Don Andres nodded his white head approvingly. "The Señor Weelson is right," he said. "You would do well, amigos, to heed his advice."

"Just as Jack says," Dade concluded; and Jack amended that statement by saying it was just as Bill said. If Bill knew of a lot or two and thought it would be a good investment, he could buy them in their names. And Bill snorted at their absolute lack of business instinct and let the subject drop into the background with the remark that, for men that had come west with the gold fever, they surely did seem to care very little about the gold they came after.

"The fun of finding it is good enough," declared Jack, unashamed, "so long as we have all we need. And when we need more than we've got, there's the mine; we can always find more. Just now—"

He waved his cigarette towards the darkening hills; and in the little silence that followed they heard the sweet, high tenor of a vaquero somewhere, singing plaintively a Spanish love-song. When the voice trailed into a mournful, minor "Adios, adios," a robin down in the orchard added a brief, throaty note of his own.

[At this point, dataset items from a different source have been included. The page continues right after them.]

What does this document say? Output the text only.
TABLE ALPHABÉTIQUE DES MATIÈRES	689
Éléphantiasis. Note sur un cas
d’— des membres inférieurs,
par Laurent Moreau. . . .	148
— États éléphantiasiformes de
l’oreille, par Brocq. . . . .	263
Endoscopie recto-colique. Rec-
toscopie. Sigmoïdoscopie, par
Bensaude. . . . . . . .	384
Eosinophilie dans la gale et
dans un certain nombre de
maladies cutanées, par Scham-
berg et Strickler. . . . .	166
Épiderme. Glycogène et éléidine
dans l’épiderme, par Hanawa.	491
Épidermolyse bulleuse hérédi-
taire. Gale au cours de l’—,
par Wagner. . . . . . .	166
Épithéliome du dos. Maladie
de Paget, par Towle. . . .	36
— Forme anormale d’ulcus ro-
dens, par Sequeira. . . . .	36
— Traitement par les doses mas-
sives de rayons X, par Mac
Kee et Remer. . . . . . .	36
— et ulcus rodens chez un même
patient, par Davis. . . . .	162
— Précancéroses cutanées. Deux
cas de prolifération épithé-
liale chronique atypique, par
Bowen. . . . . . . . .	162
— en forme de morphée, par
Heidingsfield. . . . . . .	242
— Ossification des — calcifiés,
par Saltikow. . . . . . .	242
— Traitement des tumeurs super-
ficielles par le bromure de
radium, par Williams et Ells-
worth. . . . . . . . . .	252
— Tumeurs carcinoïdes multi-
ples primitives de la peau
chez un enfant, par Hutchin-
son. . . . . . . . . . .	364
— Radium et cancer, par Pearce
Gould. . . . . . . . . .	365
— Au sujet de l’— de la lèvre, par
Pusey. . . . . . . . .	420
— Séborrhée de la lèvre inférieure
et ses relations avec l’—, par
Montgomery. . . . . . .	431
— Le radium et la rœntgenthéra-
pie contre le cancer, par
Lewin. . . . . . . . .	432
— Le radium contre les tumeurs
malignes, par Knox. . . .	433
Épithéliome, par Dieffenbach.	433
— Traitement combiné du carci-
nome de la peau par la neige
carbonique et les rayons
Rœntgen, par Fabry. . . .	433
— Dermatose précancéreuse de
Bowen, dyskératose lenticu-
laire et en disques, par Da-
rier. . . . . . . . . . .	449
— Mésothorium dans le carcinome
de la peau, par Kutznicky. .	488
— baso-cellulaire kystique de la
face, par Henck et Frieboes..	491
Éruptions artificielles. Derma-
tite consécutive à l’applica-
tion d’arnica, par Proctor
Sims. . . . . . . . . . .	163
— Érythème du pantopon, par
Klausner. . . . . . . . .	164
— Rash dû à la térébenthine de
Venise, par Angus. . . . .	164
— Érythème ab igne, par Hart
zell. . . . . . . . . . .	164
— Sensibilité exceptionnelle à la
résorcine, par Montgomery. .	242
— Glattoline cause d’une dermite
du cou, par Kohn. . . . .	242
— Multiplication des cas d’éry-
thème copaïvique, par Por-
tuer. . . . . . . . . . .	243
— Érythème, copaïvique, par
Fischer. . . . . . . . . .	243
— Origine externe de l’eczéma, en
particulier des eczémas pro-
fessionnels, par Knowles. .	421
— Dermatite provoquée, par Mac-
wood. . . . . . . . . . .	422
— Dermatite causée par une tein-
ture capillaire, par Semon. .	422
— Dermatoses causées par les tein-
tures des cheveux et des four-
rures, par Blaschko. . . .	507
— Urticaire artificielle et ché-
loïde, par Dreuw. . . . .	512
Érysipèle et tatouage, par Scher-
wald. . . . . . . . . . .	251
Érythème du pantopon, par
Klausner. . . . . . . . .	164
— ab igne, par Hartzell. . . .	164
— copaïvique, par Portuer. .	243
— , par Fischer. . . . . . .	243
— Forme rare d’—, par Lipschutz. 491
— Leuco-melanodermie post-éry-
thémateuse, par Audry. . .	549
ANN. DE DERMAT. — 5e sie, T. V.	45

Bill sighed and eased his stiffened muscles in the big chair. "Well, I don't blame either one of you," he drawled somewhat wistfully. "If I was fifteen years limberer and fifty pounds slimmer, I dunno but what I'd set into this ranch game myself. It's sure peaceful."

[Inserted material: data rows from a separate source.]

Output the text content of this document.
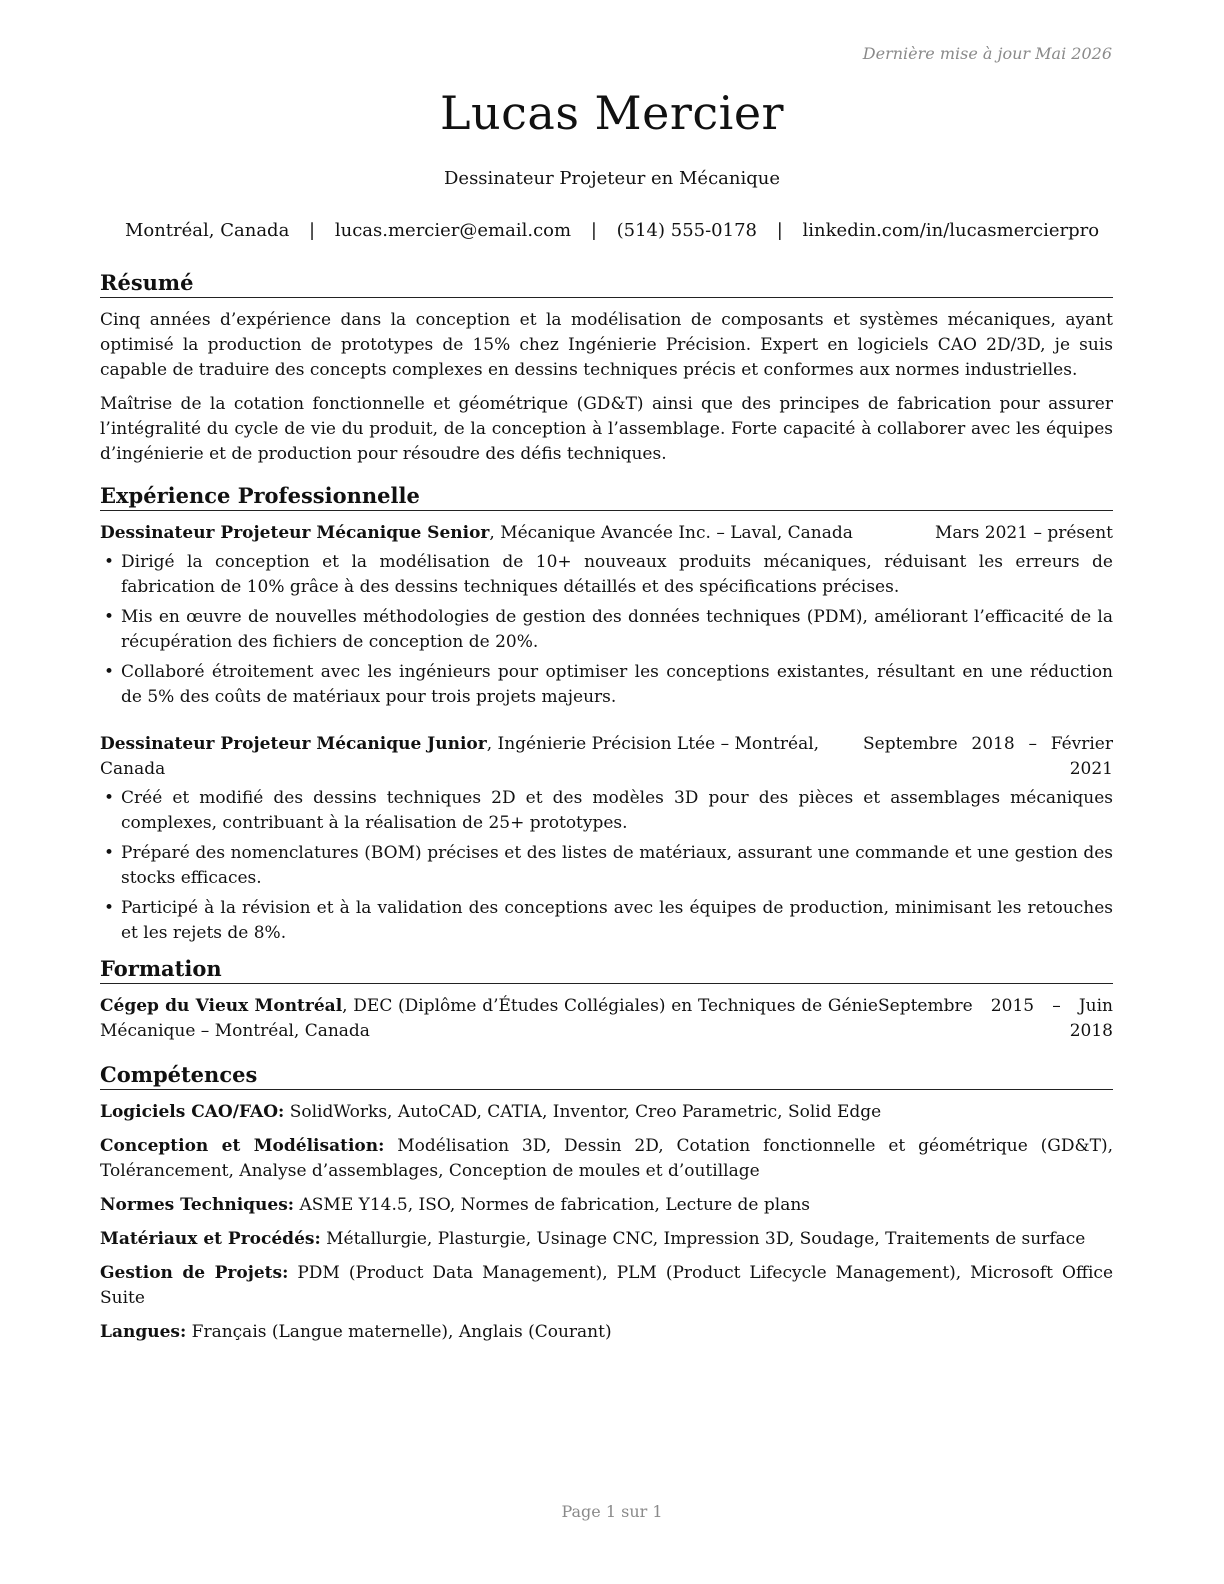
Dernière mise à jour Mai 2026
Lucas Mercier
Dessinateur Projeteur en Mécanique
Montréal, Canada | lucas.mercier@email.com | (514) 555-0178 | linkedin.com/in/lucasmercierpro
Résumé

Cinq années d’expérience dans la conception et la modélisation de composants et systèmes mécaniques, ayant optimisé la production de prototypes de 15% chez Ingénierie Précision. Expert en logiciels CAO 2D/3D, je suis capable de traduire des concepts complexes en dessins techniques précis et conformes aux normes industrielles.

Maîtrise de la cotation fonctionnelle et géométrique (GD&T) ainsi que des principes de fabrication pour assurer l’intégralité du cycle de vie du produit, de la conception à l’assemblage. Forte capacité à collaborer avec les équipes d’ingénierie et de production pour résoudre des défis techniques.

Expérience Professionnelle
Dessinateur Projeteur Mécanique Senior, Mécanique Avancée Inc. – Laval, Canada	Mars 2021 – présent
• Dirigé la conception et la modélisation de 10+ nouveaux produits mécaniques, réduisant les erreurs de fabrication de 10% grâce à des dessins techniques détaillés et des spécifications précises.
• Mis en œuvre de nouvelles méthodologies de gestion des données techniques (PDM), améliorant l’efficacité de la récupération des fichiers de conception de 20%.
• Collaboré étroitement avec les ingénieurs pour optimiser les conceptions existantes, résultant en une réduction de 5% des coûts de matériaux pour trois projets majeurs.
Dessinateur Projeteur Mécanique Junior, Ingénierie Précision Ltée – Montréal, Canada
Septembre 2018 – Février 2021
• Créé et modifié des dessins techniques 2D et des modèles 3D pour des pièces et assemblages mécaniques complexes, contribuant à la réalisation de 25+ prototypes.
• Préparé des nomenclatures (BOM) précises et des listes de matériaux, assurant une commande et une gestion des stocks efficaces.
• Participé à la révision et à la validation des conceptions avec les équipes de production, minimisant les retouches et les rejets de 8%.
Formation
Cégep du Vieux Montréal, DEC (Diplôme d’Études Collégiales) en Techniques de Génie Mécanique – Montréal, Canada
Septembre 2015 – Juin 2018
Compétences
Logiciels CAO/FAO: SolidWorks, AutoCAD, CATIA, Inventor, Creo Parametric, Solid Edge
Conception et Modélisation: Modélisation 3D, Dessin 2D, Cotation fonctionnelle et géométrique (GD&T), Tolérancement, Analyse d’assemblages, Conception de moules et d’outillage
Normes Techniques: ASME Y14.5, ISO, Normes de fabrication, Lecture de plans
Matériaux et Procédés: Métallurgie, Plasturgie, Usinage CNC, Impression 3D, Soudage, Traitements de surface
Gestion de Projets: PDM (Product Data Management), PLM (Product Lifecycle Management), Microsoft Office Suite
Langues: Français (Langue maternelle), Anglais (Courant)
Page 1 sur 1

Foolishly they agreed that it was.

CHAPTER XIV RODEO TIME

In those days of large leisure and cyclonic bursts of excitement and activity; of midday siestas and moonlight serenades—and a duel, perchance, at sunrise—the spring rodeo was one of the year's events, to be looked forward to all winter by the vaqueros; and when it was over, to be talked of afterwards for months. A mark from which to measure the passing of time, it was; a date for the fixing of incidents in the memory of men.

In the valley of Santa Clara, rodeo time really began when the Picardo vaqueros cinched saddles upon restive mustangs some misty morning, and with shouts and laughter and sombreros waving high over black heads in adieu to those who remained behind, swept down the slope like a charge of gayly caparisoned cavalry, driving the loose saddle horses before them. Past the stone and adobe wall of the home pasture, past the fences where the rails were held to their posts with rawhide thongs, which the coyotes sometimes chewed to pulp and so made extra work for the peons, they raced, exultant with life. Slim young Spaniards they were, clothed picturesquely in velvet and braid and gay sashes; with cumbersome, hairy chaparejos, high-crowned sombreros and big-roweled, silver spurs to mark their calling; caballeros to flutter the heart of a languorous-eyed señorita, and to tingle the pulse of the man who could command and see them ride gallantly to do his bidding.